I tried this and it still didn’t work. I excluded every sample that had even a single category flagged, it reduced my sample count to 6% of what it was before.
Still, my tiny training file is getting rejected because of the content filters. I don’t even know what use fine tuning will be if I can’t figure out what data is valid.
The aggressive moderation on training data is really not ideal, but could be made manageable with some tooling or visibility into exactly which examples in dataset are being blocked.
Same here. I found 17 fine-tuning samples out of 900 to be “harmful” using the OpenAI Moderation API independently. So, I removed them.

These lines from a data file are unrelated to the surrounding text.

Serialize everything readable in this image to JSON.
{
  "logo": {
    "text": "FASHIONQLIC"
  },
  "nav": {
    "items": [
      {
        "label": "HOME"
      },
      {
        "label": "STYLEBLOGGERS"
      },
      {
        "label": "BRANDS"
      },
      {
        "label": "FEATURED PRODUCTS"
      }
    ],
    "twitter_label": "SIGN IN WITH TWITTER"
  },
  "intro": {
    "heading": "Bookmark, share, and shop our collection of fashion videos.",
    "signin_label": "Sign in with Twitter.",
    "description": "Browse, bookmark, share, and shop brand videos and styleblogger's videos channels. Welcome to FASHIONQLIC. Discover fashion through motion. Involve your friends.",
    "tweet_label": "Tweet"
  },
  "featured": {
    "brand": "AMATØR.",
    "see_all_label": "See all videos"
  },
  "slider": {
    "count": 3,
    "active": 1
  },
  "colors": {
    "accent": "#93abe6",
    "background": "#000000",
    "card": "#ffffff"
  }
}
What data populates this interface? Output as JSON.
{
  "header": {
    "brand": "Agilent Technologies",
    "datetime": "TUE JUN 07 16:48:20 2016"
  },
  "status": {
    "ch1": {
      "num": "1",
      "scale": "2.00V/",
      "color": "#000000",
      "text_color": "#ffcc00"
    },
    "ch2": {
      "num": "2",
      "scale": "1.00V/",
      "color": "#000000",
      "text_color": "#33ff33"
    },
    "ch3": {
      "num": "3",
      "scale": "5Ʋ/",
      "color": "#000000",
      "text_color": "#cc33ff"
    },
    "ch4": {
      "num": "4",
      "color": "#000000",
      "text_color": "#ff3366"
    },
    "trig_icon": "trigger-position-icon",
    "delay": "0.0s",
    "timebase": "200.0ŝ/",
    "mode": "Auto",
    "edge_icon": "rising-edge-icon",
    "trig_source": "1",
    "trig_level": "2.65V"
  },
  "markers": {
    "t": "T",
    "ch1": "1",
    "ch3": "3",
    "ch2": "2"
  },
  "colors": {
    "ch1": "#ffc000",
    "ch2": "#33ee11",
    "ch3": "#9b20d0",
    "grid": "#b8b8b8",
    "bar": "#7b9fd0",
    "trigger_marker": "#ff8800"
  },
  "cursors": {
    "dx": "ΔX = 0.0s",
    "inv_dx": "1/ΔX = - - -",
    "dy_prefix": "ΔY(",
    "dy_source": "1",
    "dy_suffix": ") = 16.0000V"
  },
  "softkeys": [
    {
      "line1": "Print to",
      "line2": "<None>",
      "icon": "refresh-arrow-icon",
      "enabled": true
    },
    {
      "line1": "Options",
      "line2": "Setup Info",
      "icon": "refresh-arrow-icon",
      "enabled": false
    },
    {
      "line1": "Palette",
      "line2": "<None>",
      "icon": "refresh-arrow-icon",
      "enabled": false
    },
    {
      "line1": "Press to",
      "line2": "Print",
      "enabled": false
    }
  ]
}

But, still, after presenting the rest (non-harmful) samples, the fine-tuning UI still shows the same error:
The job failed due to an invalid training file. This training file was blocked by our moderation system because it contains too many examples that violate OpenAI’s usage policies, or because it attempts to create model outputs that violate OpenAI’s usage policies.
It seems that OpenAI has a different model behind the Moderation API and the fine-tuning moderation. I’ve messaged the support team but I haven’t got any response. It’s sad because this blocks our development of custom models.
There should be some more helpful indicator on the fine-tuning platform, something that shows which sample is harmful or which sample violates any OpenAI policies.